One popular excuse to avoid vulnerability is not wanting to burden others with your problems. A lot of people say that they keep things to themselves because they don’t want to be a burden to other people. Susi Ferrarello from Psychology Today disagrees. “Putting ourselves in a position of emotional self-containment closes the door to what it means to be human—to both yourself and others. In fact, in doing so, we are preventing ourselves from bonding with others, feeling empathy, touching our own enthusiasm, and experiencing a number of feelings that help to keep us alive.” She goes on to say that  “Opening up does not equate to becoming insensitive or inconsiderate of the person sitting next to you. If anything, the act makes you more considerate, because, by being more in touch with yourself, you can better understand how the other human being in front of you is feeling. Opening up means putting in some work to connect with your emotions and then showing your vulnerability to others.”

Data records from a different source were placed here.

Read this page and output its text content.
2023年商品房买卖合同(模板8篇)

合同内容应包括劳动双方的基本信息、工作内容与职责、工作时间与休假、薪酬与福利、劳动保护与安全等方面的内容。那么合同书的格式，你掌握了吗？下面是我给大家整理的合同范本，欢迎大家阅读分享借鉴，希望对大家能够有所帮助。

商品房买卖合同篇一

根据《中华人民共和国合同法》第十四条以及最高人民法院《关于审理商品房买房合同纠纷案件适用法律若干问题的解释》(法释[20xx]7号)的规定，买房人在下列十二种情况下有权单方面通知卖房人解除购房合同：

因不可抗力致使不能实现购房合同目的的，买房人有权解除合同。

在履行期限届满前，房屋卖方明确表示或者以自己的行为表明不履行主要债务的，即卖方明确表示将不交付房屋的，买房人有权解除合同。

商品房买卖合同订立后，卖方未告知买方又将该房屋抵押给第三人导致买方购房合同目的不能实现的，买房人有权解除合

Another common argument against vulnerability is the possibility of getting hurt. While this is a legitimate concern, you have to be aware that people aren’t looking to hurt you. Most of the time, there is someone around you that wants to help you and make you feel safe. Plus, you have a 100% chance of hurting yourself if you don’t get your feelings out in the open. It can also prevent you from growing in your relationships and developing depth and trust.


Opening up to other people about your emotions is difficult, but there is much more to gain from overcoming that fear. Not only is it better for your physical and mental health, but it helps to create stronger relationships. Keeping things bottled up can only lead to disaster, for both you and everyone around you. You should express your emotions instead of keeping them inside, where they can fester and boil until one day, they explode. Some ways to avoid this are to talk to a trusted friend and tell them about something that you may have been thinking about, and encourage them to do the same. Journaling is also a very productive way to get your emotions out. And of course, trusted teachers and counselors are always good resources when it comes to talking about these types of things. Use these examples or come up with your own, but it’s very important that you get your emotions out. Don’t keep them inside, it’s better for you and everyone else.